Below I'm showing just a small subset of a larger set of measurements of a process that I'm using to in turn predict something else. The part of the process that is my signal of interest is the random-walk. I've posted the data in csv format for those especially interested, but it is not necessary to look at this to answer my question.
I've fitted an ARIMA(1,1,2) model to my signal (after log tranforming it). It was the best by AIC/SBC model selection, and the prediction is overlaid on the original (after log transform) below:
And residuals look like white noise to me (no test yet performed for that though):
- In general, how do I get the prediction at each time step for the random walk portion of the ARIMA model?

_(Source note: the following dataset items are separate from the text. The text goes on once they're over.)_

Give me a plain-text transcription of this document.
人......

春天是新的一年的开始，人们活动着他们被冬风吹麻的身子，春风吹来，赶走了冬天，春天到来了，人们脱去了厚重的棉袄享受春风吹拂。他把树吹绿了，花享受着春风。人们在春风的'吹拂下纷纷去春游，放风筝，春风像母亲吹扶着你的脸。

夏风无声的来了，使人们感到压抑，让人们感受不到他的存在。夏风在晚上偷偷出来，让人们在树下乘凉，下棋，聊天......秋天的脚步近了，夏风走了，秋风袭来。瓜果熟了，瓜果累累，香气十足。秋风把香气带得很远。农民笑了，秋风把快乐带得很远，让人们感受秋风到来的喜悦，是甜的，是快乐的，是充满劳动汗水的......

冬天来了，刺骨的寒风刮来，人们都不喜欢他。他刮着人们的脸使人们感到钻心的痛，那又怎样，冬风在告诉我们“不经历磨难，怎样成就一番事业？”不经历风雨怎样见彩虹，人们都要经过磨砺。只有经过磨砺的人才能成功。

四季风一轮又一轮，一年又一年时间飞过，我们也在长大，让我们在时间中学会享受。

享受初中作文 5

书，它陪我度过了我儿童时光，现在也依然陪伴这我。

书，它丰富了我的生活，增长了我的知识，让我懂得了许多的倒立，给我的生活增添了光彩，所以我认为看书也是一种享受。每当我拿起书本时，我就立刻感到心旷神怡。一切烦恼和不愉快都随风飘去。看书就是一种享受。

- The outlier with a value around -5 is a bad data point and I'd like to exclude it. If it's not broadening the question too much I'd like to know how to exclude data points that fall outside of pre-determined limits during an online prediction.
- I did notice my residuals show a change in variance, so if that violates some kind of ARIMA model assumptions or something let me know.
Best Answer
Thanks to the help on this forum i was also able to ask this consolidated form of the original question to one of the profs at my university who is teaching a time-series class this semester....which i should have taken :-)
I thought his answer was pretty good, and also has some echos of other comments posted for this question.
I'm not so sure I should accept this answer officially...but at least want to share it here.
Prof Answer:
You have some strange patterns in your data… it looks like there is some type of “structural break” (the form or pattern of the time process changes around time point 3000). It might make sense to break the time series into two pieces and analyze each separately, if everything else is not working so well.
If covariances are indeed changing over time, then you would be violating the Box-Jenkins model.
I would try some intermediate steps. First just difference your time series: compute Y_t= X_t - X_{t-1} (after log transformation) and see if it looks like there’s some similar pattern throughout. If so, then you could try fitting a ARMA model to the difference. Are you using a software package that computes ARMA models? Can you fit such models on the differences Y_t?
Sometimes software packages will compute the k-step forecasts for the future… if you had those, then you could undo the differencing to get your predictions on-line. So for example, you get predictions in the future for Y_{n+1},…,Y_{n+k} and you know Y_{n+i} = X_{n+i}- X_{n+i-1} so you can find X_{n+i} = Y_{n+i}+X_{n+i-1} for i=1,…,k by the predictions for the differences Y_{n+i} and the observation you have for X_n. Otherwise, you might have to resort to Kalman filtering, which can be ok too.
If you have any outliers you could just delete them in fitting the model. Essentially, you would have no information at that time point, but that’s better than misleading information.
I guess that I just wonder (based on your initial graph) about how the fit of the time series model might improve if you considered breaking the time series into two pieces. Maybe you would do a better job of capturing extremes in the 2nd portion of the series.